Still, others who have made fortunes in art dealing have had substantial backing from other investors or started with a fortune of their own. Many of these types invest years in learning about art and artists or hire appraisers who have paid their dues.
One of the biggest risks in art investing is forgery.
Even Experts Get Fooled
One of the most disruptive forgery cases came out of World War II.
If you read history or saw the 2014 movie “The Monuments Men” you know the Nazis stole a lot of great art. One of the biggest art collectors/thieves was Hitler’s number two – Hermann Goering.
During the later stages of the war, Goering swapped 200 Dutch paintings he stole earlier for a single masterpiece Women Taken in Adultery by Johannes Vermeer. Such a transaction was considered collaborating with the enemy – a crime that could have been punishable by death. As a result, the dealer who sold the painting to Goering, Han van Meegeren, was arrested after the war.
However, van Meegeren beat the wrap. His defense was that the painting he sold Goering was a forgery he created. After a two-year trial in which van Meegeren demonstrated his technique by painting a forgery in the courtroom, the collaborating charge was dropped. However, it was replaced with a forgery charge. As a result, a relieved van Meegeren served a year in jail and confessed to several other forgeries.
This episode prompted a stunned art world to redouble its authentication efforts.
Beating Time And Money
The path to owning expensive art is barred by the high cost and the time to develop expertise. However, there are avenues that offer art investments at a lower price.
One way to own art for profit on a budget is through fractional investing. In this model, you and other investors own shares of work. The art is held until it appreciates and is then sold. At that time, you and the other shareholders split the proceeds.
Masterworks is one of the pioneers in fractional art investing. It researches artists and the art market to find pieces with appreciation potential. It then files an offering circular with the Securities and Exchange Commission to offer regulated investing.
The hold period Masterworks aims for is three to 10 years. However, it maintains a trading market to buy shares if you want to get out early. The drawback is that the market may not have the liquidity to buy your shares at a good price.
Another platform offering fractional investing is Otis. In addition to art, Otis provides fractional investing in collectibles, and NFTs, among others. Investors trade shares in their fractional investments. In addition, buyouts may be offered. Recently Otis itself was acquired by registered broker-dealer Public.com.
Funds
Various mutual funds and ETFs may include similar investments, but none are focused exclusively on art.
Nevertheless, Yieldstreet, which deals in a variety of alternative investments, produces art equity funds. These funds typically cobble together 10 to 20 works that are held until they can be sold for a profit.

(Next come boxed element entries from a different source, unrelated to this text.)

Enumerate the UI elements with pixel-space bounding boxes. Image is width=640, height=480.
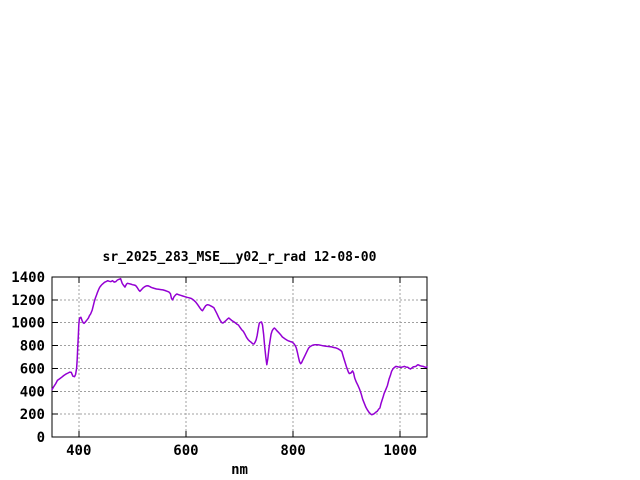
tick-labels: 0 200 400 600 800 1000 1200 1400 400 600 800 1000	[11, 270, 417, 459]
x-axis-label: nm	[231, 462, 248, 478]
plot-border	[51, 276, 428, 438]
x-tick-label: 800	[280, 443, 305, 459]
x-tick-label: 600	[173, 443, 198, 459]
x-tick-label: 1000	[383, 443, 417, 459]
y-tick-label: 1200	[11, 293, 45, 309]
y-tick-label: 1400	[11, 270, 45, 286]
y-tick-label: 0	[37, 430, 45, 446]
axes-and-ticks	[51, 276, 428, 438]
y-tick-label: 600	[20, 361, 45, 377]
y-tick-label: 800	[20, 339, 45, 355]
chart-title: sr_2025_283_MSE__y02_r_rad 12-08-00	[103, 250, 377, 265]
y-tick-label: 400	[20, 384, 45, 400]
x-tick-label: 400	[66, 443, 91, 459]
series-line	[51, 277, 428, 416]
y-tick-label: 1000	[11, 316, 45, 332]
data-series	[51, 277, 428, 416]
y-tick-label: 200	[20, 407, 45, 423]
grid-lines	[52, 277, 427, 437]
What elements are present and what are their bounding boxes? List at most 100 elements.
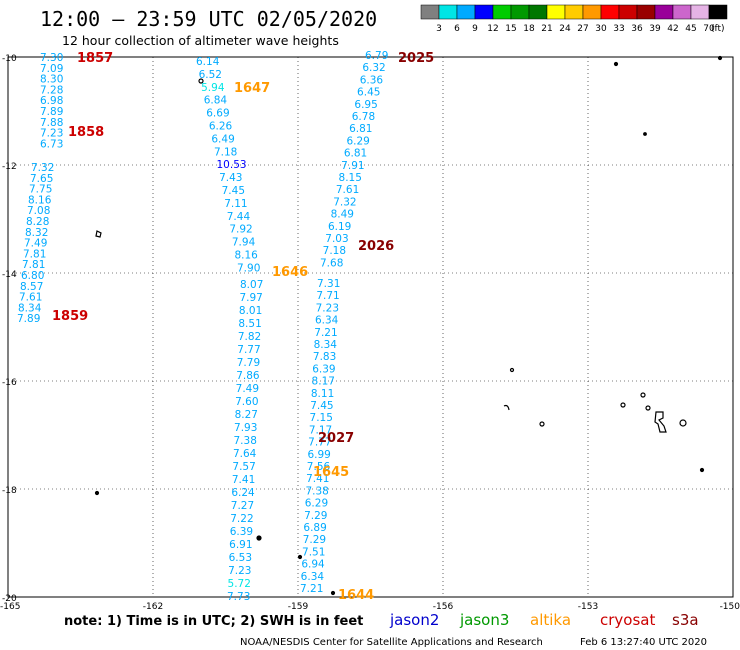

Yieldstreet also deals in art investments only open to accredited investors. To qualify as an accredited investor, you must have Over $ 1 million in net worth and an income of $200,000 for single people or $300,000 for a married couple.
Conclusion
Despite trading platforms, art is an illiquid investment. It is best suited for individuals who can wait years for their investment to appreciate before selling.
In addition, like any investment, you should have a good understanding of how it works.
However, art has the potential to hold its value and even appreciate without being subject to stock and bond market swings.